Three weeks passed. Three weeks of brutal labour at the salt face. Every day they were afforded a few hours of sleep, and without daylight, the concept of day and night was lost to them. They would be woken by Gorzam’s rattling spear tip on the bars, fed and watered, then shackled and ushered to the salt crystal near the main shaft. Here, the dust was so thick it stole the breath from their lungs, stung their eyes and burned in Pavo’s whip wounds – which had turned to scar tissue after nearly two weeks of agony. Their lips and mouths were constantly cracked and bleeding, their hands raw and their feet callused. They filled basket after basket, loading each one on the pulley before returning to the salt face with an empty one. Men worked all around them, coughing and panting. Nobody spoke, nobody even made eye contact. Don’t ever look the guards in the eye, Khaled had told Pavo, I have seen them kill men for less!

In his first days of mining, Pavo realised that they were deep underground – in the fourth of seven chambers, each linked by the main shaft. So far under the surface that we could cry out until our lungs bled and nobody would hear us up there, Khaled had confirmed, dryly. On taking a full basket to the pulley, Pavo had glanced down into the dark hole of the main shaft, and wondered how many of his vexillatio toiled in the chambers below. He saw another slave nearby, neglecting his work and looking up wistfully. Pavo also risked a look up. High above, he saw a tiny disc of white. Daylight and the world of the living. He only realised he was gawping at it when he heard Khaled’s whispered warning. He turned his eyes down at once, his skin crawling as he heard footsteps thunder over to him. Gorzam had stormed past him and grappled the other slave by the throat. Khaled and Pavo could only stare at the salt crystal and continue to hack at it as Gorzam whipped at the slave again and again until the poor wretch collapsed. Even then, Gorzam did not relent, whipping at the man’s head until the flesh came away and the skull crumpled. He enjoyed every lash. Then he and a comrade kicked the dead slave’s corpse towards the darkness of the main shaft. Another slave chained to the dead man dropped his pickaxe and clutched at the chains as he was dragged towards the shaft as well, begging Gorzam for mercy. The man’s pleas went unheard and he toppled into the abyss with the dead man. His cries echoed until they halted with an abrupt and distant crunch. The monotonous, rhythmic chink-chink of pickaxe on salt continued as if nothing had happened.

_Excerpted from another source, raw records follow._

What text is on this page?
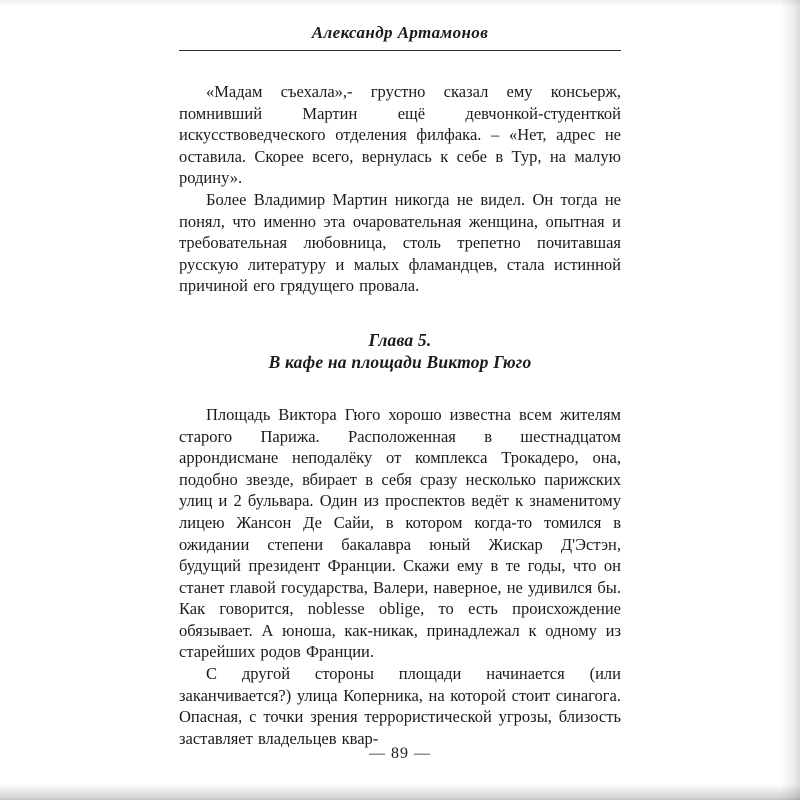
Александр Артамонов

«Мадам съехала»,- грустно сказал ему консьерж, помнивший Мартин ещё девчонкой-студенткой искусствоведческого отделения филфака. – «Нет, адрес не оставила. Скорее всего, вернулась к себе в Тур, на малую родину».

Более Владимир Мартин никогда не видел. Он тогда не понял, что именно эта очаровательная женщина, опытная и требовательная любовница, столь трепетно почитавшая русскую литературу и малых фламандцев, стала истинной причиной его грядущего провала.

Глава 5.
В кафе на площади Виктор Гюго

Площадь Виктора Гюго хорошо известна всем жителям старого Парижа. Расположенная в шестнадцатом аррондисмане неподалёку от комплекса Трокадеро, она, подобно звезде, вбирает в себя сразу несколько парижских улиц и 2 бульвара. Один из проспектов ведёт к знаменитому лицею Жансон Де Сайи, в котором когда-то томился в ожидании степени бакалавра юный Жискар Д'Эстэн, будущий президент Франции. Скажи ему в те годы, что он станет главой государства, Валери, наверное, не удивился бы. Как говорится, noblesse oblige, то есть происхождение обязывает. А юноша, как-никак, принадлежал к одному из старейших родов Франции.

С другой стороны площади начинается (или заканчивается?) улица Коперника, на которой стоит синагога. Опасная, с точки зрения террористической угрозы, близость заставляет владельцев квар-

— 89 —
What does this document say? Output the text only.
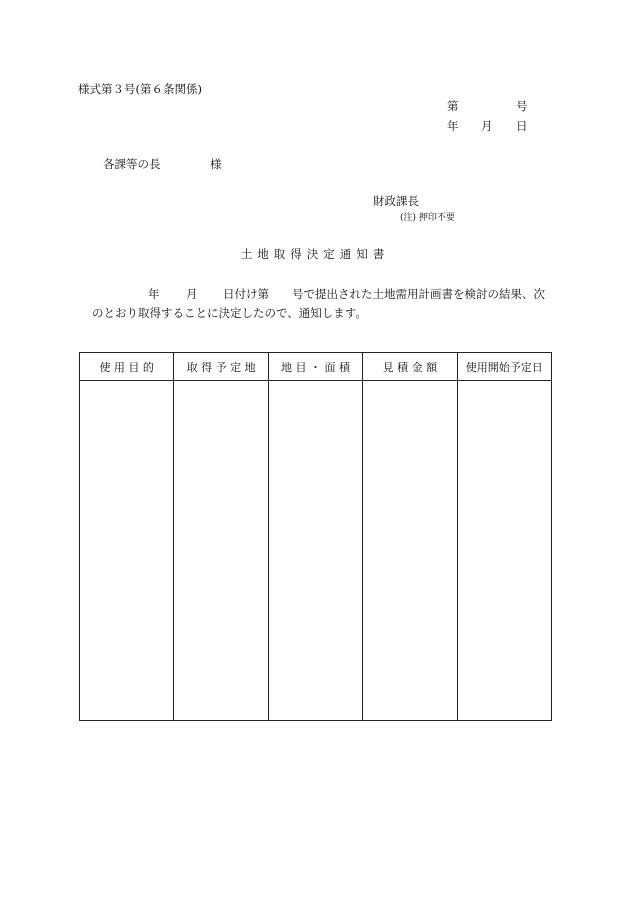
様式第３号(第６条関係)
第	号
年 月 日
各課等の長	様
財政課長
(注) 押印不要
土地取得決定通知書
年 月 日付け第　　号で提出された土地需用計画書を検討の結果、次
のとおり取得することに決定したので、通知します。
使 用 目 的	取 得 予 定 地	地 目 ・ 面 積	見 積 金 額	使用開始予定日
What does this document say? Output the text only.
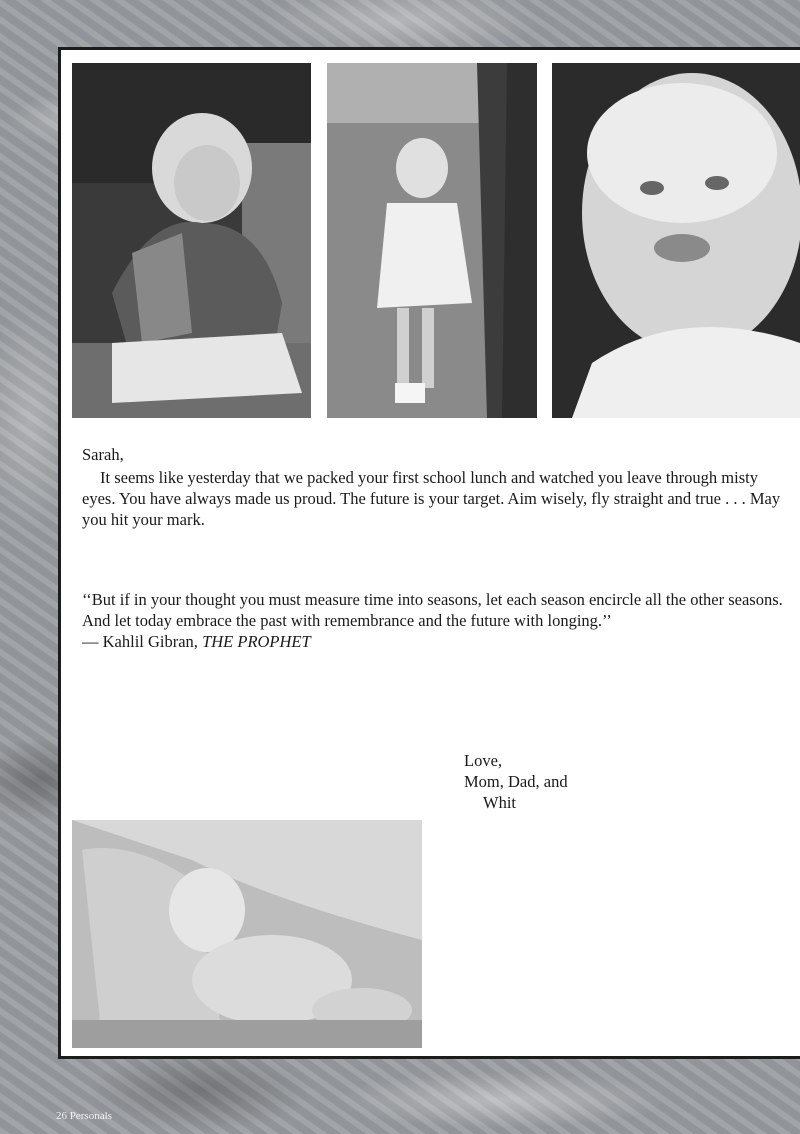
Sarah,
It seems like yesterday that we packed your first school lunch and watched you leave through misty eyes. You have always made us proud. The future is your target. Aim wisely, fly straight and true . . . May you hit your mark.
‘‘But if in your thought you must measure time into seasons, let each season encircle all the other seasons. And let today embrace the past with remembrance and the future with longing.’’
— Kahlil Gibran, THE PROPHET
Love,
Mom, Dad, and
Whit
26 Personals
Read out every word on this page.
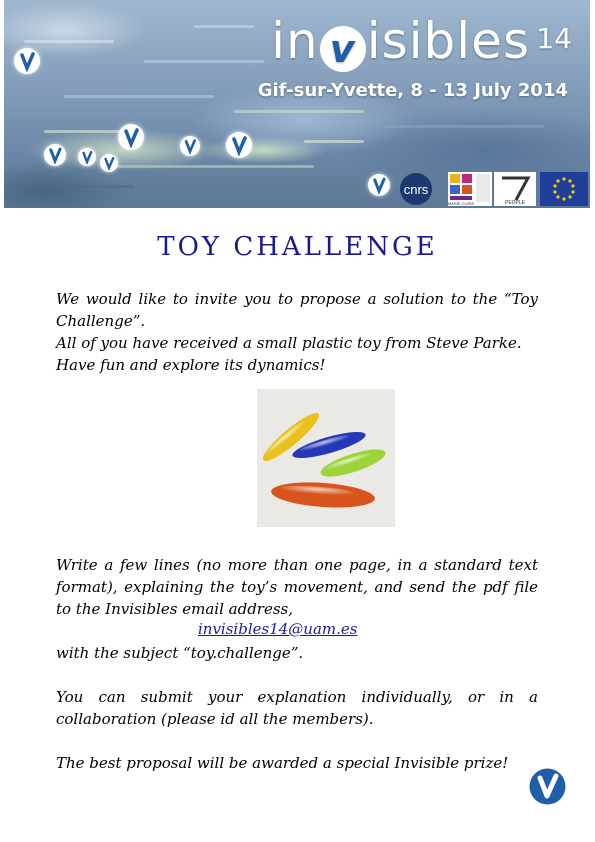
in v isibles 14
Gif-sur-Yvette, 8 - 13 July 2014
cnrs
MARIE CURIE	PEOPLE
TOY CHALLENGE
We would like to invite you to propose a solution to the “Toy Challenge”.
All of you have received a small plastic toy from Steve Parke.
Have fun and explore its dynamics!
Write a few lines (no more than one page, in a standard text format), explaining the toy’s movement, and send the pdf file to the Invisibles email address,
invisibles14@uam.es
with the subject “toy.challenge”.
You can submit your explanation individually, or in a collaboration (please id all the members).
The best proposal will be awarded a special Invisible prize!
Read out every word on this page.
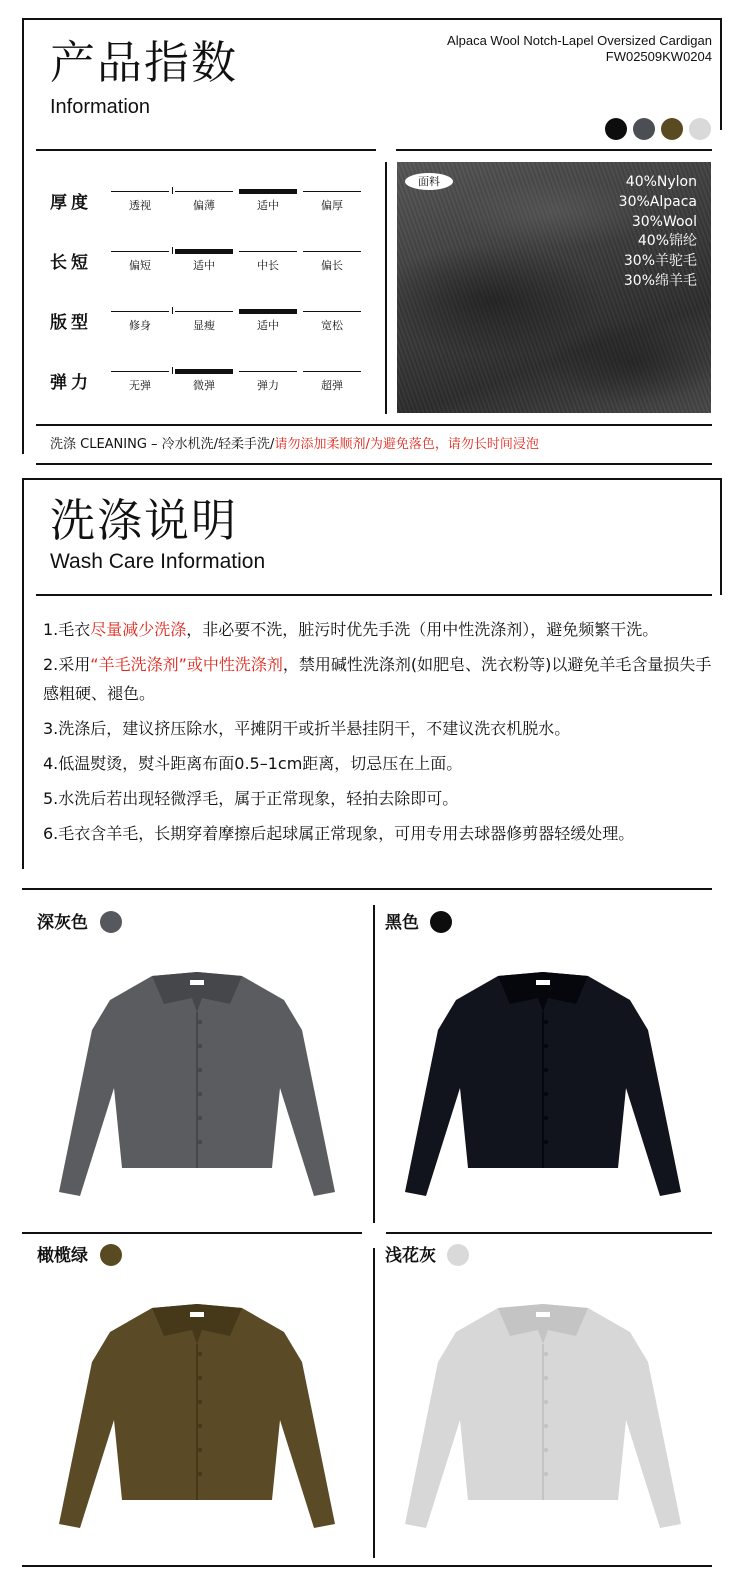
产品指数
Information
Alpaca Wool Notch-Lapel Oversized Cardigan
FW02509KW0204
厚度	透视	偏薄	适中	偏厚
长短	偏短	适中	中长	偏长
版型	修身	显瘦	适中	宽松
弹力	无弹	微弹	弹力	超弹
面料	40%Nylon
30%Alpaca
30%Wool
40%锦纶
30%羊驼毛
30%绵羊毛
洗涤 CLEANING – 冷水机洗/轻柔手洗/请勿添加柔顺剂/为避免落色，请勿长时间浸泡
洗涤说明
Wash Care Information

1.毛衣尽量减少洗涤，非必要不洗，脏污时优先手洗（用中性洗涤剂），避免频繁干洗。

2.采用“羊毛洗涤剂”或中性洗涤剂，禁用碱性洗涤剂(如肥皂、洗衣粉等)以避免羊毛含量损失手感粗硬、褪色。

3.洗涤后，建议挤压除水，平摊阴干或折半悬挂阴干，不建议洗衣机脱水。

4.低温熨烫，熨斗距离布面0.5–1cm距离，切忌压在上面。

5.水洗后若出现轻微浮毛，属于正常现象，轻拍去除即可。

6.毛衣含羊毛，长期穿着摩擦后起球属正常现象，可用专用去球器修剪器轻缓处理。

深灰色	黑色
橄榄绿	浅花灰
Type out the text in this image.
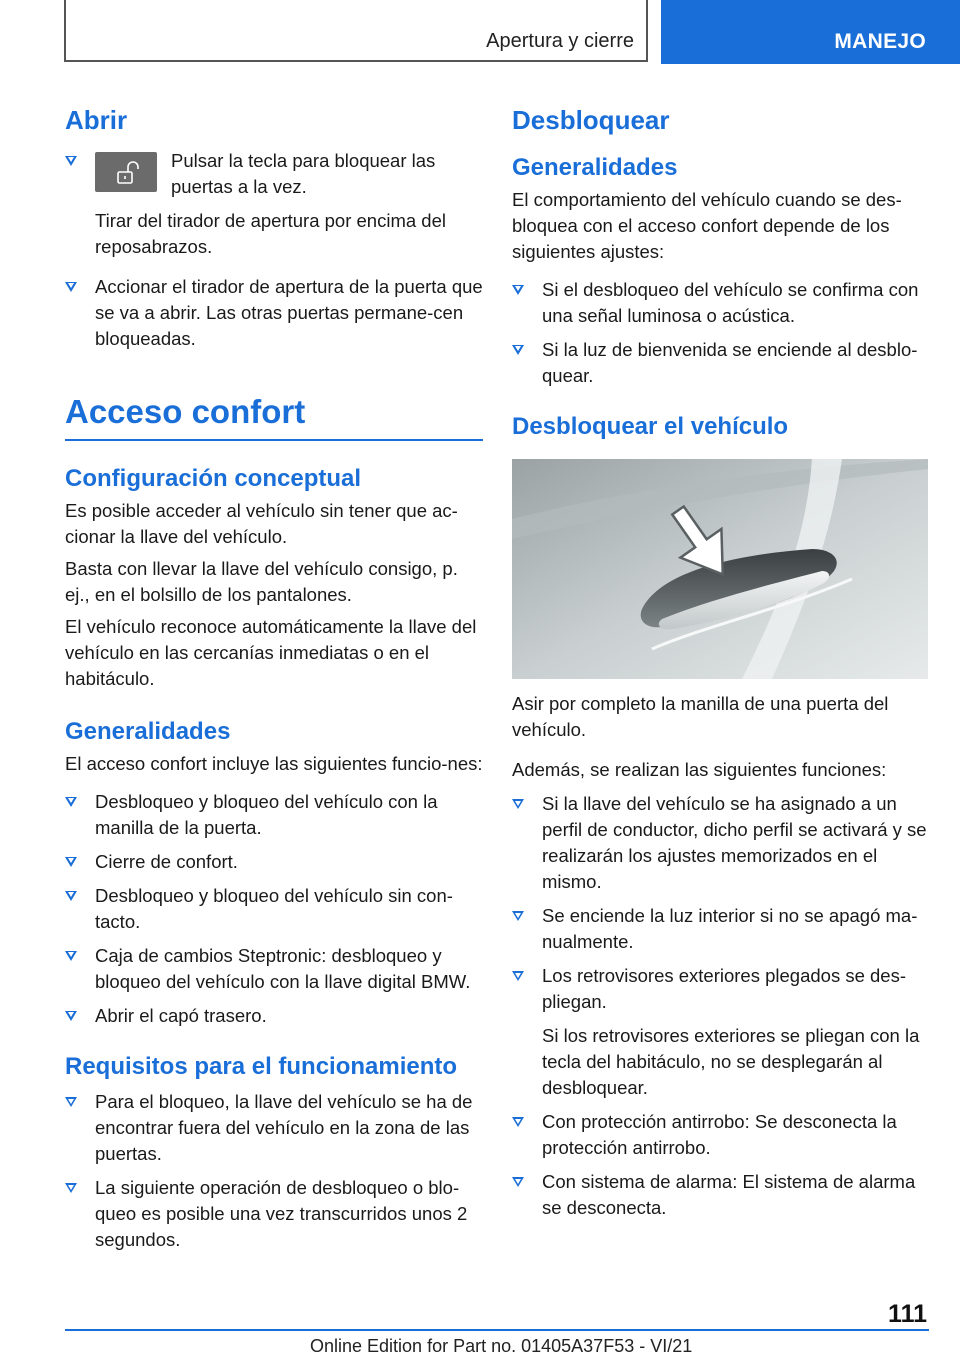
Apertura y cierre	MANEJO
Abrir
Pulsar la tecla para bloquear las puertas a la vez.

Tirar del tirador de apertura por encima del reposabrazos.

Accionar el tirador de apertura de la puerta que se va a abrir. Las otras puertas permane‐cen bloqueadas.
Acceso confort
Configuración conceptual

Es posible acceder al vehículo sin tener que ac‐cionar la llave del vehículo.

Basta con llevar la llave del vehículo consigo, p. ej., en el bolsillo de los pantalones.

El vehículo reconoce automáticamente la llave del vehículo en las cercanías inmediatas o en el habitáculo.

Generalidades

El acceso confort incluye las siguientes funcio‐nes:

Desbloqueo y bloqueo del vehículo con la manilla de la puerta.
Cierre de confort.
Desbloqueo y bloqueo del vehículo sin con‐tacto.
Caja de cambios Steptronic: desbloqueo y bloqueo del vehículo con la llave digital BMW.
Abrir el capó trasero.
Requisitos para el funcionamiento
Para el bloqueo, la llave del vehículo se ha de encontrar fuera del vehículo en la zona de las puertas.
La siguiente operación de desbloqueo o blo‐queo es posible una vez transcurridos unos 2 segundos.
Desbloquear
Generalidades

El comportamiento del vehículo cuando se des‐bloquea con el acceso confort depende de los siguientes ajustes:

Si el desbloqueo del vehículo se confirma con una señal luminosa o acústica.
Si la luz de bienvenida se enciende al desblo‐quear.
Desbloquear el vehículo

Asir por completo la manilla de una puerta del vehículo.

Además, se realizan las siguientes funciones:

Si la llave del vehículo se ha asignado a un perfil de conductor, dicho perfil se activará y se realizarán los ajustes memorizados en el mismo.
Se enciende la luz interior si no se apagó ma‐nualmente.
Los retrovisores exteriores plegados se des‐pliegan.

Si los retrovisores exteriores se pliegan con la tecla del habitáculo, no se desplegarán al desbloquear.

Con protección antirrobo: Se desconecta la protección antirrobo.
Con sistema de alarma: El sistema de alarma se desconecta.
111
Online Edition for Part no. 01405A37F53 - VI/21
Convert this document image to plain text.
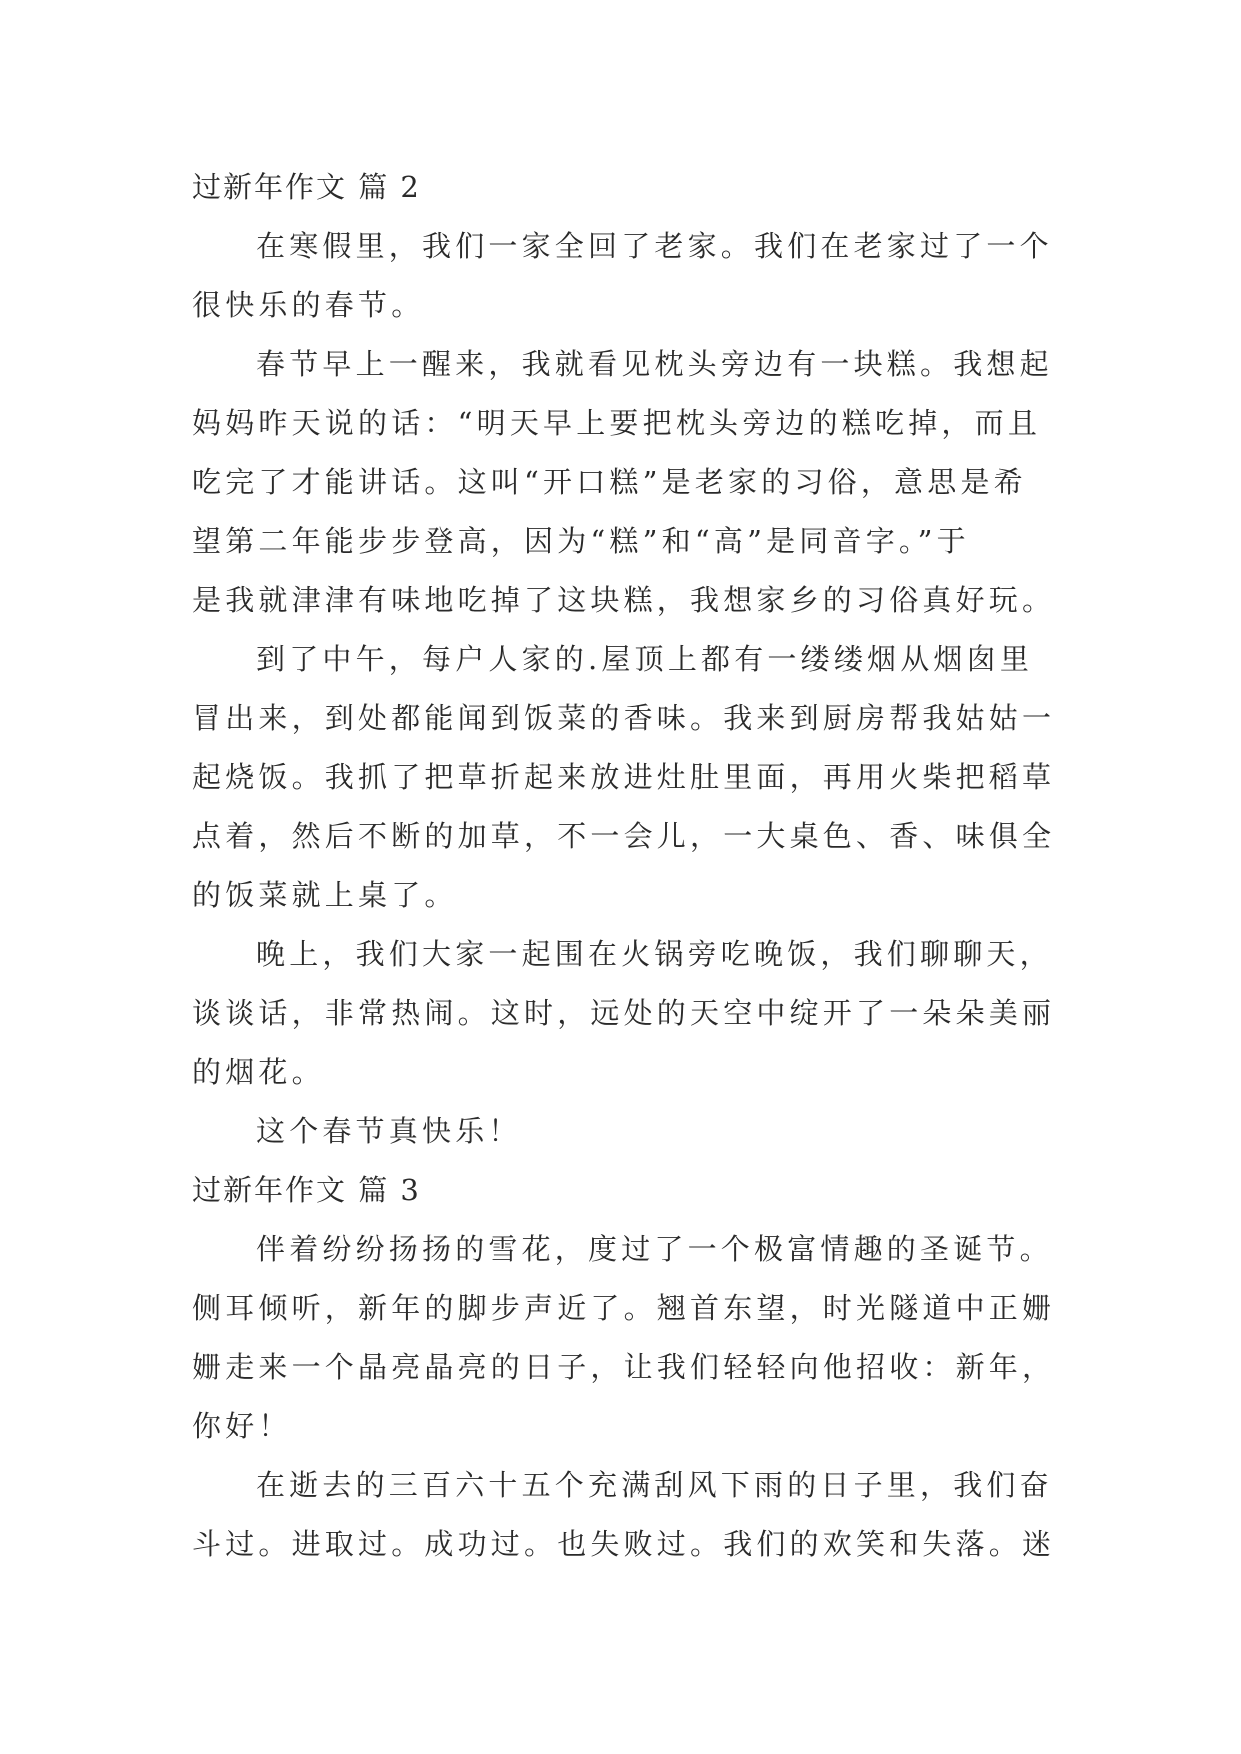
过新年作文 篇 2

在寒假里，我们一家全回了老家。我们在老家过了一个
很快乐的春节。

春节早上一醒来，我就看见枕头旁边有一块糕。我想起
妈妈昨天说的话：“明天早上要把枕头旁边的糕吃掉，而且
吃完了才能讲话。这叫“开口糕”是老家的习俗，意思是希
望第二年能步步登高，因为“糕”和“高”是同音字。”于
是我就津津有味地吃掉了这块糕，我想家乡的习俗真好玩。

到了中午，每户人家的.屋顶上都有一缕缕烟从烟囱里
冒出来，到处都能闻到饭菜的香味。我来到厨房帮我姑姑一
起烧饭。我抓了把草折起来放进灶肚里面，再用火柴把稻草
点着，然后不断的加草，不一会儿，一大桌色、香、味俱全
的饭菜就上桌了。

晚上，我们大家一起围在火锅旁吃晚饭，我们聊聊天，
谈谈话，非常热闹。这时，远处的天空中绽开了一朵朵美丽
的烟花。

这个春节真快乐！

过新年作文 篇 3

伴着纷纷扬扬的雪花，度过了一个极富情趣的圣诞节。
侧耳倾听，新年的脚步声近了。翘首东望，时光隧道中正姗
姗走来一个晶亮晶亮的日子，让我们轻轻向他招收：新年，
你好！

在逝去的三百六十五个充满刮风下雨的日子里，我们奋
斗过。进取过。成功过。也失败过。我们的欢笑和失落。迷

At the start of the fifth week of his incarceration, Pavo woke first to the soothing melody of Zoroastrian prayer. The voices of so many tortured souls in this place came together to recite the gathas, and the lilting verses echoed throughout the mines like the tumbling currents of a gentle brook. But the prayer halted abruptly at the sound of a cracking whip and the wailing of some poor slave on the end of its barbed tips. He sat bolt upright. The pain in his ribs and on his back had almost faded, but the burning in his lungs from the infernal salt dust seemed to grow fierier with every day. He scratched at his now wiry beard and straw-like, salt-encrusted hair. Khaled wakened at the same time and the two peered through the bars at the glowing crystalline cavern. Another long shift at the salt crystals lay ahead.